The reality is that, even with Twitter insisting it is working on improving tools and enforcement systems to better root out abuse, especially the type coming from repeat offenders, there is little assurance that either Milo Yiannopoulos’ censure will be the first of many to come, or that Jones’ prolonged abuse will be among the last of its kind. Twitter, as a business and one devoted to allowing people to express themselves, respectfully must walk a fine line in generating traffic without wanting to seem like an institution of the “totalitarian regressive left.” That said, if it fails to act in a way that discourages hate, Twitter runs a risk of alienating even more of its millions of accountholders. It’s the same dance that an organization like, say, the Republican Party must reckon with. On one hand, it must try to expand its ranks if it is to avoid stagnation.
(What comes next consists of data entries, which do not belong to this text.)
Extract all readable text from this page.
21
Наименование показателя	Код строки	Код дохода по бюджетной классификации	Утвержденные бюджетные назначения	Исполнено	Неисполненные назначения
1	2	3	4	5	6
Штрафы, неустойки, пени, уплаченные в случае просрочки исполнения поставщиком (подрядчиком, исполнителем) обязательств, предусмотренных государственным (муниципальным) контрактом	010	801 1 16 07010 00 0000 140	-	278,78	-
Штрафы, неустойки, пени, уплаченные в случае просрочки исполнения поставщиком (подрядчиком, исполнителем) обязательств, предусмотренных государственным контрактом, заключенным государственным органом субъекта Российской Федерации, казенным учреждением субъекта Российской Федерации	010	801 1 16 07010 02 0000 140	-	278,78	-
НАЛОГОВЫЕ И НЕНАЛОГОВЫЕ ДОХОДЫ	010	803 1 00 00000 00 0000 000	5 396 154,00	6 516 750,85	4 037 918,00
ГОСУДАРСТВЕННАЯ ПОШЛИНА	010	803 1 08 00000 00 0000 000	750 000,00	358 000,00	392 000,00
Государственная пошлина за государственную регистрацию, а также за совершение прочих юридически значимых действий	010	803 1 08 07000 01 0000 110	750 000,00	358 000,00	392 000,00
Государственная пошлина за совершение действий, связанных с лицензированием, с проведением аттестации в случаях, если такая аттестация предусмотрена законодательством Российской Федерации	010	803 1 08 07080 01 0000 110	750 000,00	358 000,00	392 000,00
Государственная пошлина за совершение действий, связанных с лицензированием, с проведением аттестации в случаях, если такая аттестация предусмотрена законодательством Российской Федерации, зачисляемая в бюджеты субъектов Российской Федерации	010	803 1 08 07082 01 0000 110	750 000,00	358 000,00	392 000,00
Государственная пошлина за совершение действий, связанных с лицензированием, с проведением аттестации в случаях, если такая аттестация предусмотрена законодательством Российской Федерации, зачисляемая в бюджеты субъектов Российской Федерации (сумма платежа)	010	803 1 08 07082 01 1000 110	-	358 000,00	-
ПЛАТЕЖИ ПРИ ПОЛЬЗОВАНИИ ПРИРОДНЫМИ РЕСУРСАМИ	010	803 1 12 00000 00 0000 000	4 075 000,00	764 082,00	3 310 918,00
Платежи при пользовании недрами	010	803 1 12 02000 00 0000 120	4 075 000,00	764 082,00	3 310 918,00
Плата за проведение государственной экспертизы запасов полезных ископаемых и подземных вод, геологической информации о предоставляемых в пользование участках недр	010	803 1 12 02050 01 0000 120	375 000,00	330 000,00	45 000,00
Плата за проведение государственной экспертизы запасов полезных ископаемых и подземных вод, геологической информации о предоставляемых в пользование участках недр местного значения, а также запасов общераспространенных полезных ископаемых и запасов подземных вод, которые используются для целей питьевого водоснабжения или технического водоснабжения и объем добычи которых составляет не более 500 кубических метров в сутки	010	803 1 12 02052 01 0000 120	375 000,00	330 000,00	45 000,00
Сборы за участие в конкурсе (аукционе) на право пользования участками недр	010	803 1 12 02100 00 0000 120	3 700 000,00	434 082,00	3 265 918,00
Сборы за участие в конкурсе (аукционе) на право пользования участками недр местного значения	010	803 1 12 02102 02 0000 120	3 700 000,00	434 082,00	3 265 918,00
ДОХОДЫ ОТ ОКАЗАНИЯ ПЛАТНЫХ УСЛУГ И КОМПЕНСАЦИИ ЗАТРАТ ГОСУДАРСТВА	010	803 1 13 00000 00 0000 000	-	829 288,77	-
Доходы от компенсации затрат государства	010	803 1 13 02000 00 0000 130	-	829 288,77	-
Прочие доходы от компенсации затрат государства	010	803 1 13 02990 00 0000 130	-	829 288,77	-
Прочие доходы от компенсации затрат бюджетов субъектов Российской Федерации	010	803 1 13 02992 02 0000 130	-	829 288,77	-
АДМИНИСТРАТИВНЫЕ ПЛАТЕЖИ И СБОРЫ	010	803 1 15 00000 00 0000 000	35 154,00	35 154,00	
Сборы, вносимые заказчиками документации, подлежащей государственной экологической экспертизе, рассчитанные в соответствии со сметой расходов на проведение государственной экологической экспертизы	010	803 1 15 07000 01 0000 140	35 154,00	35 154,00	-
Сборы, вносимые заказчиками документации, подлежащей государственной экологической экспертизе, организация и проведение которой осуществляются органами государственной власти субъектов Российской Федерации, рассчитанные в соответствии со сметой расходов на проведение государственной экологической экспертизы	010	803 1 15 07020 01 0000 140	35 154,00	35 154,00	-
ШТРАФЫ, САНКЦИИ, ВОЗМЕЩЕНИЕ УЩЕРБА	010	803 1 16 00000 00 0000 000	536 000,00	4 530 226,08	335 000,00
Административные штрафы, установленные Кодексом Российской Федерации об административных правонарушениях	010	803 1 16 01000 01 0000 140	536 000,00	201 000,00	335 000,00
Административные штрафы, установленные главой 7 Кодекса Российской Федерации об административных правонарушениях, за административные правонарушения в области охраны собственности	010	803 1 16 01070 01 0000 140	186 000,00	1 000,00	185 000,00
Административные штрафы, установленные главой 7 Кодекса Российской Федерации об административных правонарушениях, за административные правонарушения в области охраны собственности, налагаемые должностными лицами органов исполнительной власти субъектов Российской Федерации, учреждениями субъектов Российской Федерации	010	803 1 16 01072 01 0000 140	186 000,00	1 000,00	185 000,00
On the other hand, it is set to feature a man who revels in his divisiveness as its nominee for President of the United States. My, what a dance it is, indeed.

As much as doubts may exist about Twitter and other social media sites’ ability to police its content, aspersions have similarly been cast on their ability to enforce Milo Yiannopoulos’ “permanent” ban. Soon after the announcement of the ban, the hashtag #FreeMilo was trending, and it is doubtful we’ve heard the last on this case or this topic. In the meantime, though, I won’t shed any tears for Milo. Not because he’s a conservative. Or because he’s gay. It’s because he behaves like an entitled asshole. Apparently, he believes he’s entitled to free speech because this is America or that he’s particularly clever or whatever. But when your free speech makes others feel trapped—in the case of Leslie Jones, like she’s in her own “personal hell”—it’s not really so “free.” When abuse, online or otherwise, is on the table, there is always a cost. If Milo Yiannopoulos has to pay it, someone with a history of directing hateful, malicious attacks on innocent users, all the better.